I didn't know that she didn't speak Chinese when I went to an info night and, so, made the critical mistake of asking her a question in Mandarin during a break (must have been thinking in Chinese at the time). After she snapped "speak English!" at me in front of other parents, we left early.

Sorry, but ethnic Chinese families do tend to care that the principal isn't Chinese and doesn't speak Chinese. But then her non-Chinese speaking leadership does seem to be what the great majority of YY parents, at least those I've talked to, want. So they continue to get it and that's that. Nothing you can do as an outsider but look for another ES option, and get your kid to heritage Chinese lessons and/or an immersion school in the burbs. No shortage of either for the determined, things work out.



Anonymous
Anonymous wrote:
Anonymous wrote:Nope


I didn't know that she didn't speak Chinese when I went to an info night and, so, made the critical mistake of asking her a question in Mandarin during a break (must have been thinking in Chinese at the time). After she snapped "speak English!" at me in front of other parents, we left early.

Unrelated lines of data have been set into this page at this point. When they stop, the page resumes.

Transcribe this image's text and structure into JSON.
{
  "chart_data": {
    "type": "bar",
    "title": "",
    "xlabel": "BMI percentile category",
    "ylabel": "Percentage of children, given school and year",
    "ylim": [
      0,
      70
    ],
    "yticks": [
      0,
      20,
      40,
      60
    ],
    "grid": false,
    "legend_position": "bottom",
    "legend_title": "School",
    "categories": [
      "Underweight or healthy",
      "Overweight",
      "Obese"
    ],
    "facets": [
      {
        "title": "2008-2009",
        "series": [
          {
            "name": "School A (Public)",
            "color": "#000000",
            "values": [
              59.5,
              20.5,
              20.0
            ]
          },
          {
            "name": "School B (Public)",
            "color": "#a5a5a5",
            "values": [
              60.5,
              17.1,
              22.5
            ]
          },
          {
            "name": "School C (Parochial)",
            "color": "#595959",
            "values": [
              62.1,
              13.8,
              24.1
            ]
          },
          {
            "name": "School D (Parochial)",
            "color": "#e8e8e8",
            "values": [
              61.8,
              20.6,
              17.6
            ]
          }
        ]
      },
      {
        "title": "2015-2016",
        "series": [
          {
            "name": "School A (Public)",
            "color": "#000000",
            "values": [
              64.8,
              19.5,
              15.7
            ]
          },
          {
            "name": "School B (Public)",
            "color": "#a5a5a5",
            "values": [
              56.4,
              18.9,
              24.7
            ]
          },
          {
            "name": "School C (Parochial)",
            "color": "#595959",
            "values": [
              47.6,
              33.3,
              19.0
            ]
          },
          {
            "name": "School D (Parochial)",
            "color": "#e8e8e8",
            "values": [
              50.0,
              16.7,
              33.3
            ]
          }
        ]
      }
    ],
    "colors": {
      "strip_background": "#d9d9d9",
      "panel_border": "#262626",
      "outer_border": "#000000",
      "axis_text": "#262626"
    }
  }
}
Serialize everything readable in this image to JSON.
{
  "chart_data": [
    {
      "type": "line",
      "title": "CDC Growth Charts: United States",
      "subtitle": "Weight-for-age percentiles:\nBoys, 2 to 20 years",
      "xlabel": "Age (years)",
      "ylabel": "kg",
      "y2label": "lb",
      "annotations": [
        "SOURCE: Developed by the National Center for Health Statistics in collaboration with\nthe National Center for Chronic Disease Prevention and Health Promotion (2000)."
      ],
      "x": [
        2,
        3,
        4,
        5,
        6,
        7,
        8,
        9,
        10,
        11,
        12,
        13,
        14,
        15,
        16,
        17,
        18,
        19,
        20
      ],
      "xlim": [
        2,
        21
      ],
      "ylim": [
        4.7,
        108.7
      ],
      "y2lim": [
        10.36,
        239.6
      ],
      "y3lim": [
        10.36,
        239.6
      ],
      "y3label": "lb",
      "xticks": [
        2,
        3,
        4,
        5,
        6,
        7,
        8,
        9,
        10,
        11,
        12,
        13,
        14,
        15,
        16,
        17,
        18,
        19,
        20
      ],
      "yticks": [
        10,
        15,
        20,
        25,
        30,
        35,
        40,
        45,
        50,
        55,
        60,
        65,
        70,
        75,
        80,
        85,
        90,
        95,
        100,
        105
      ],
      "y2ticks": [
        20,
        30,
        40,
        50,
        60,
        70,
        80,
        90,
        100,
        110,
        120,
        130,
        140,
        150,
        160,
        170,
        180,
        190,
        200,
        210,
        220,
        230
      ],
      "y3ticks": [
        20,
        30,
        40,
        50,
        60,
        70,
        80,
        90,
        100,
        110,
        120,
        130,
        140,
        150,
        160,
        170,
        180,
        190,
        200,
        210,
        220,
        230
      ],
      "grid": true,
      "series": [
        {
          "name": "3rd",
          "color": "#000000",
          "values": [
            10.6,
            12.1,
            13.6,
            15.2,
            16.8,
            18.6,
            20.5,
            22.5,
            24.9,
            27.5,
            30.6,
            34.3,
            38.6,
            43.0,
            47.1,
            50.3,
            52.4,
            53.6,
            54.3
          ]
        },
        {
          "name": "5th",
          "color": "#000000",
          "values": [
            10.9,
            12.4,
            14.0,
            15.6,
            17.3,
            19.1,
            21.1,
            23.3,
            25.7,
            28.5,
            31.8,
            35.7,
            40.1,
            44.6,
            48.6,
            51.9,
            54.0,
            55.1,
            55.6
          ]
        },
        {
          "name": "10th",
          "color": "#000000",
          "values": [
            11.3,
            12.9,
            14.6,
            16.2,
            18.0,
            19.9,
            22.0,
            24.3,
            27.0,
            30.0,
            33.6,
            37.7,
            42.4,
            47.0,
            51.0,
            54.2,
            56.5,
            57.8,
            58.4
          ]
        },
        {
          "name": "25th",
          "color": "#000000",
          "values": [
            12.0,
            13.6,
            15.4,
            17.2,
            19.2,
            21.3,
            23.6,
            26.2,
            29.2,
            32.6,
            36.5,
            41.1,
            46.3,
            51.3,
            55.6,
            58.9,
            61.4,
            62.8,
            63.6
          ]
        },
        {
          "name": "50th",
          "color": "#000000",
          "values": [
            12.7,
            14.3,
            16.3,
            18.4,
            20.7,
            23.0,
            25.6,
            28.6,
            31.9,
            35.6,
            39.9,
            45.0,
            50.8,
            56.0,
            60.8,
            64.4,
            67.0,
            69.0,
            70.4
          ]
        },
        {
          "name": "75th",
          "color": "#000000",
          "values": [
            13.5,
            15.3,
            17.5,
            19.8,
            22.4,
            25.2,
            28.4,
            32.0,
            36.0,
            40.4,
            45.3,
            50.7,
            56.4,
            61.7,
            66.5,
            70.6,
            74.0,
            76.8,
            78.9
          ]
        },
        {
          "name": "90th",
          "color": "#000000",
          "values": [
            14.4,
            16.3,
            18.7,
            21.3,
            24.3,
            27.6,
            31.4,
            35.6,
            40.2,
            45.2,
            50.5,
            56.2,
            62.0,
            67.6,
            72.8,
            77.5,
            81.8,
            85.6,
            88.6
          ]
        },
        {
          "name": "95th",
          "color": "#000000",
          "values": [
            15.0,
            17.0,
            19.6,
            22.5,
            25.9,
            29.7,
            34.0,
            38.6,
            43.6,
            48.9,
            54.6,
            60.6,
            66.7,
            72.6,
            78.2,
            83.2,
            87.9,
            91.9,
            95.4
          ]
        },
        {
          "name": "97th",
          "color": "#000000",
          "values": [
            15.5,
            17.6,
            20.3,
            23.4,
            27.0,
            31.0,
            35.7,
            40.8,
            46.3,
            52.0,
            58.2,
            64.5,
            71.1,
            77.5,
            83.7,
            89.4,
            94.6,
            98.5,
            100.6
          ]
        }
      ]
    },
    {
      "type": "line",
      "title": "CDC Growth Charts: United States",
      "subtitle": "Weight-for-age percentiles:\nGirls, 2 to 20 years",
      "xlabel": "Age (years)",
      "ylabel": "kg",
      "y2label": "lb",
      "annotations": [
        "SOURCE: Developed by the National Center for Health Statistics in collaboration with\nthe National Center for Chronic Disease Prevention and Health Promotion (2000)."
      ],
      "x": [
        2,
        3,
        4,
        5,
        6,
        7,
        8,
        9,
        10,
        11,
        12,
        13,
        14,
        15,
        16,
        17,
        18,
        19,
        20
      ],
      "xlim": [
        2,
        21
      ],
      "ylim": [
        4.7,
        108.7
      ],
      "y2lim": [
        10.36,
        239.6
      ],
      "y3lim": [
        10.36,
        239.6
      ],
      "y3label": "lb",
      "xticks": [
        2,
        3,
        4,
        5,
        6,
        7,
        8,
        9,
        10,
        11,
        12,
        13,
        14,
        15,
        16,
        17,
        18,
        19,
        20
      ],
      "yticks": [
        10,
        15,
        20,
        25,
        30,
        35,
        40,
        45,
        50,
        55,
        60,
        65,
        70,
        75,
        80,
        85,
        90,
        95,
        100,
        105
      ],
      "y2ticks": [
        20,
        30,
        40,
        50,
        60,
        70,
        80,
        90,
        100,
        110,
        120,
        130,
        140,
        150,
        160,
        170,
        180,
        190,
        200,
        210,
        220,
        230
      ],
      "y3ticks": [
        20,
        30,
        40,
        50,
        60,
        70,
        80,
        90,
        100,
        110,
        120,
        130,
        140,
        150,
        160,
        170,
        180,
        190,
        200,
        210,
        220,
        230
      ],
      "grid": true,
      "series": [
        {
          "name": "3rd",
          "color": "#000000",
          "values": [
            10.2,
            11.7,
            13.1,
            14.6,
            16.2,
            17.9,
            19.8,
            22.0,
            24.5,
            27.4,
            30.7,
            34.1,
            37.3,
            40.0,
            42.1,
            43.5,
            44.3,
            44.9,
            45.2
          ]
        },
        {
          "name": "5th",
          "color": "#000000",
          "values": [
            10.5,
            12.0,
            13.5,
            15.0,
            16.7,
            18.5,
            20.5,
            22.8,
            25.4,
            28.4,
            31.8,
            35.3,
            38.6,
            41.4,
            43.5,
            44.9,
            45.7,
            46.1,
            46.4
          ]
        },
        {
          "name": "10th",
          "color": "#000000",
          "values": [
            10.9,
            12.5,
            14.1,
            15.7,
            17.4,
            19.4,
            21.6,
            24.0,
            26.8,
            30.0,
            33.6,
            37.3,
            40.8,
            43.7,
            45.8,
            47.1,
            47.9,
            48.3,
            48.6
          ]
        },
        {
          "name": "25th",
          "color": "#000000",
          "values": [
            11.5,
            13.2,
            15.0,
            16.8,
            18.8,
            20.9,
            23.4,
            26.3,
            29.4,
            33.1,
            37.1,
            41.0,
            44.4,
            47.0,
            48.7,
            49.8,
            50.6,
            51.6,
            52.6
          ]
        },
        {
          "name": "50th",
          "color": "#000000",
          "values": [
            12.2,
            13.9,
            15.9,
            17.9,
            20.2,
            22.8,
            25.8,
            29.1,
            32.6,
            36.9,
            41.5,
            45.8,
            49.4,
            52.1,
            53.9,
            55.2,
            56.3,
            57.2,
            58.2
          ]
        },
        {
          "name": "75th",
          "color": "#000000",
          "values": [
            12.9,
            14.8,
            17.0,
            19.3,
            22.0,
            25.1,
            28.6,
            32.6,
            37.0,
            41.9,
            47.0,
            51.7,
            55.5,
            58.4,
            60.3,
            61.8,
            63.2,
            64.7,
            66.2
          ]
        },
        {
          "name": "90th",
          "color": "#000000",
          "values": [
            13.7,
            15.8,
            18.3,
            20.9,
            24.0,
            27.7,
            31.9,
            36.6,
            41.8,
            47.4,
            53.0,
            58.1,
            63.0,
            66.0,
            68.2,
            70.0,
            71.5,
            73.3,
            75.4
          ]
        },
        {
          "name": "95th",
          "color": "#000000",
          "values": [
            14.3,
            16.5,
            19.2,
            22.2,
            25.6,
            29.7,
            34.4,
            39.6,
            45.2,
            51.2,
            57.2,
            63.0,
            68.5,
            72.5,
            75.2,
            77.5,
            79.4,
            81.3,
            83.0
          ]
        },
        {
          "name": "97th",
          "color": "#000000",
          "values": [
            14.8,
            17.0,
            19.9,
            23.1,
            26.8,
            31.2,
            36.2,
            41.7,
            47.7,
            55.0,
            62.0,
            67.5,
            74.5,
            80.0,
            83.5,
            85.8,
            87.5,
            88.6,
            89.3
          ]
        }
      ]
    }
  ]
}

Sorry, but ethnic Chinese families do tend to care that the principal isn't Chinese and doesn't speak Chinese. But then her non-Chinese speaking leadership does seem to be what the great majority of YY parents, at least those I've talked to, want. So they continue to get it and that's that. Nothing you can do as an outsider but look for another ES option, and get your kid to heritage Chinese lessons and/or an immersion school in the burbs. No shortage of either for the determined, things work out.





What is up with the Chinese parents on this thread??
Anonymous
Anonymous wrote:
Anonymous wrote:Nope


I didn't know that she didn't speak Chinese when I went to an info night and, so, made the critical mistake of asking her a question in Mandarin during a break (must have been thinking in Chinese at the time). After she snapped "speak English!" at me in front of other parents, we left early.

Sorry, but ethnic Chinese families do tend to care that the principal isn't Chinese and doesn't speak Chinese. But then her non-Chinese speaking leadership does seem to be what the great majority of YY parents, at least those I've talked to, want. So they continue to get it and that's that. Nothing you can do as an outsider but look for another ES option, and get your kid to heritage Chinese lessons and/or an immersion school in the burbs. No shortage of either for the determined, things work out.





I am curious are the principals at Cleveland, Tyler, Oyster, Munde Verde, And DC Bilingual Hispanic and Spanish. Are they fluent Spanish speakers. Is the principal at Stokes native French speaking, and or fluent. Or is this a requirement that is limited to YY and ABCs are asking for preferential treatment I don't get the hate and I am definitely not one who is overly enthralled with YY

Do the posters on DCUM just need something to bitch and disagree about.